Face aux défis globaux que représentent la lutte contre le réchauffement climatique, le développement durable, nous avons besoin d'un multilatéralisme renouvelé. Le Japon et la France se retrouvent dans cette exigence. ÿ cet égard, la concomitance de nos présidences du G7 et du G20 en 2019 nous donnera justement l'occasion de faire valoir la nécessité d'une gouvernance mondiale plus efficace, capable de répondre aux excès de la mondialisation et aux instabilités qui en résultent.
Nous pouvons aussi nous appuyer sur les échanges qu'entretiennent nos experts, nos chercheurs, nos étudiants. Sur des sujets aussi majeurs que la place des femmes dans les entreprises, l'innovation sociale, l'intelligence artificielle ou la ville durable, le dialogue de nos sociétés civiles est une ressource formidable pour permettre aux responsables politiques d'avoir un avis éclairé sur les attentes de nos concitoyens.
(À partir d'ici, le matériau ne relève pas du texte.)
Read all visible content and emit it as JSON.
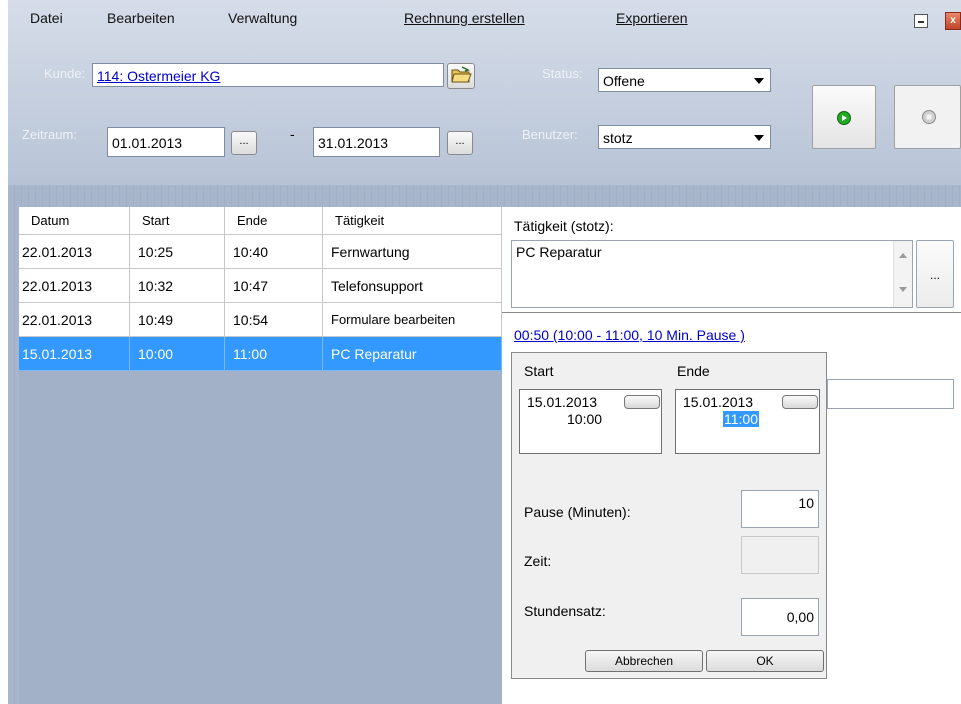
{
  "menu": {
    "datei": "Datei",
    "bearbeiten": "Bearbeiten",
    "verwaltung": "Verwaltung",
    "rechnung": "Rechnung erstellen",
    "exportieren": "Exportieren"
  },
  "filter": {
    "kunde_label": "Kunde:",
    "kunde_value": "114: Ostermeier KG",
    "status_label": "Status:",
    "status_value": "Offene",
    "zeitraum_label": "Zeitraum:",
    "date_from": "01.01.2013",
    "date_sep": "-",
    "date_to": "31.01.2013",
    "picker_label": "...",
    "benutzer_label": "Benutzer:",
    "benutzer_value": "stotz"
  },
  "grid": {
    "columns": [
      "Datum",
      "Start",
      "Ende",
      "Tätigkeit"
    ],
    "rows": [
      {
        "datum": "22.01.2013",
        "start": "10:25",
        "ende": "10:40",
        "taetigkeit": "Fernwartung"
      },
      {
        "datum": "22.01.2013",
        "start": "10:32",
        "ende": "10:47",
        "taetigkeit": "Telefonsupport"
      },
      {
        "datum": "22.01.2013",
        "start": "10:49",
        "ende": "10:54",
        "taetigkeit": "Formulare bearbeiten"
      },
      {
        "datum": "15.01.2013",
        "start": "10:00",
        "ende": "11:00",
        "taetigkeit": "PC Reparatur"
      }
    ],
    "selected_row": 3
  },
  "detail": {
    "taetigkeit_label": "Tätigkeit (stotz):",
    "taetigkeit_value": "PC Reparatur",
    "more_label": "...",
    "duration_link": "00:50 (10:00 - 11:00, 10 Min. Pause )"
  },
  "popup": {
    "start_label": "Start",
    "ende_label": "Ende",
    "start_date": "15.01.2013",
    "start_time": "10:00",
    "ende_date": "15.01.2013",
    "ende_time": "11:00",
    "pause_label": "Pause (Minuten):",
    "pause_value": "10",
    "zeit_label": "Zeit:",
    "zeit_value": "",
    "stundensatz_label": "Stundensatz:",
    "stundensatz_value": "0,00",
    "cancel_label": "Abbrechen",
    "ok_label": "OK"
  },
  "colors": {
    "selection": "#3399ff",
    "link": "#0000cc",
    "play_green": "#22aa22"
  },
  "icons": {
    "folder": "folder-open-icon",
    "play": "play-icon",
    "stop": "stop-icon",
    "minimize": "minimize-icon",
    "close": "close-icon"
  }
}
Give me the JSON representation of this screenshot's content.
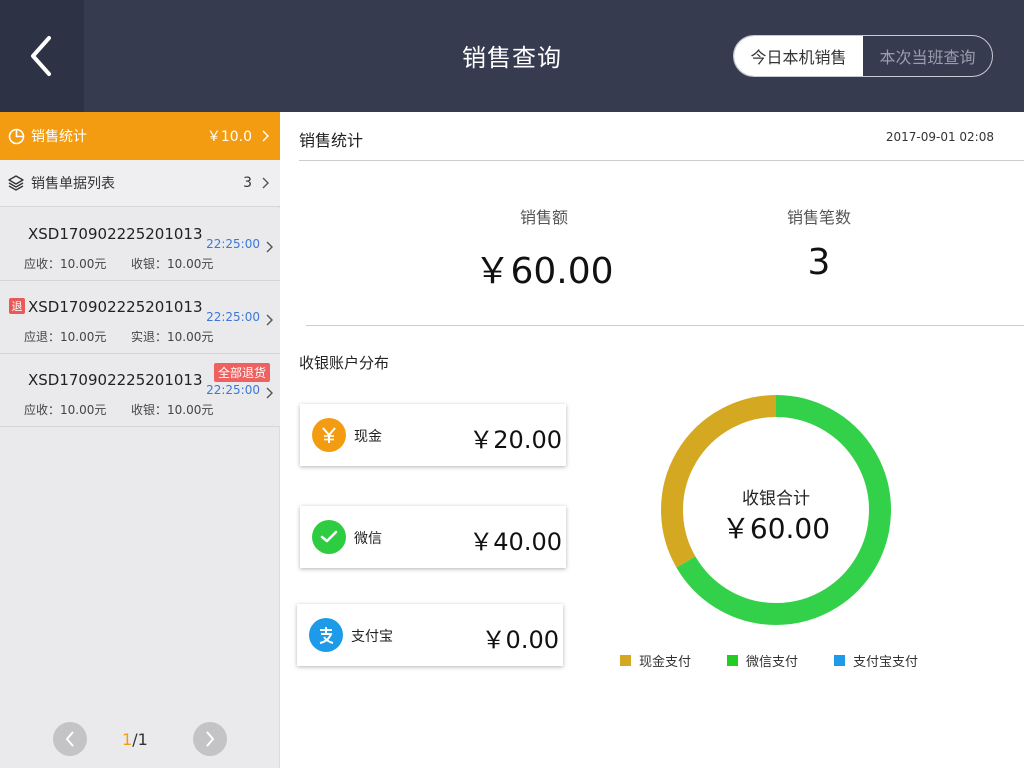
{
  "header": {
    "title": "销售查询",
    "tabs": [
      {
        "label": "今日本机销售",
        "active": true
      },
      {
        "label": "本次当班查询",
        "active": false
      }
    ]
  },
  "sidebar": {
    "menu": [
      {
        "label": "销售统计",
        "value": "￥10.0",
        "icon": "pie-chart-icon",
        "active": true
      },
      {
        "label": "销售单据列表",
        "value": "3",
        "icon": "layers-icon",
        "active": false
      }
    ],
    "orders": [
      {
        "id": "XSD170902225201013",
        "time": "22:25:00",
        "left_label": "应收：10.00元",
        "right_label": "收银：10.00元",
        "refund_badge": "",
        "full_refund_badge": ""
      },
      {
        "id": "XSD170902225201013",
        "time": "22:25:00",
        "left_label": "应退：10.00元",
        "right_label": "实退：10.00元",
        "refund_badge": "退",
        "full_refund_badge": ""
      },
      {
        "id": "XSD170902225201013",
        "time": "22:25:00",
        "left_label": "应收：10.00元",
        "right_label": "收银：10.00元",
        "refund_badge": "",
        "full_refund_badge": "全部退货"
      }
    ],
    "pager": {
      "current": "1",
      "total": "/1"
    }
  },
  "main": {
    "title": "销售统计",
    "date": "2017-09-01 02:08",
    "stats": [
      {
        "label": "销售额",
        "value": "￥60.00"
      },
      {
        "label": "销售笔数",
        "value": "3"
      }
    ],
    "distribution_title": "收银账户分布",
    "payments": [
      {
        "name": "现金",
        "amount": "￥20.00",
        "icon": "yuan-icon",
        "color": "#f39c12"
      },
      {
        "name": "微信",
        "amount": "￥40.00",
        "icon": "wechat-icon",
        "color": "#2ecc40"
      },
      {
        "name": "支付宝",
        "amount": "￥0.00",
        "icon": "alipay-icon",
        "color": "#1e9be8"
      }
    ],
    "donut": {
      "label": "收银合计",
      "value": "￥60.00"
    },
    "legend": [
      {
        "label": "现金支付",
        "color": "#d4a820"
      },
      {
        "label": "微信支付",
        "color": "#22cc22"
      },
      {
        "label": "支付宝支付",
        "color": "#1e9be8"
      }
    ]
  },
  "chart_data": {
    "type": "pie",
    "categories": [
      "现金支付",
      "微信支付",
      "支付宝支付"
    ],
    "values": [
      20,
      40,
      0
    ],
    "colors": [
      "#d4a820",
      "#33d14a",
      "#1e9be8"
    ],
    "title": "",
    "center_label": "收银合计",
    "center_value": "￥60.00",
    "legend_position": "bottom"
  }
}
A ce dialogue stratégique et politique s'ajoute un partenariat économique remarquable. C'est le deuxième pilier de notre relation dont je veux dire quelques mots. Aujourd'hui, 420 filiales d'entreprises françaises sont présentes au Japon, ce qui fait de la France le troisième investisseur étranger de votre pays. Les entreprises japonaises investissent elles aussi en France comme le montre l'annonce faite récemment par Toyota de nouveaux investissements à Valenciennes. Afin de poursuivre dans cette voie, nous pouvons nous appuyer sur l'accord de partenariat économique entre l'Union européenne et le Japon, dont la négociation vient de s'achever par un bon résultat, fondé à la fois sur l'équilibre et la réciprocité.
La chambre de commerce et d'industrie France-Japon, qui fête cette année son 100ème anniversaire, y trouvera, j'en suis sûr, une nouvelle source de dynamisme. Les réformes économiques enclenchées en France depuis le printemps dernier sous l'impulsion du président Macron offre aussi de nouvelles opportunités aux investisseurs japonais comme à nos entreprises dans leur stratégie d'exportation.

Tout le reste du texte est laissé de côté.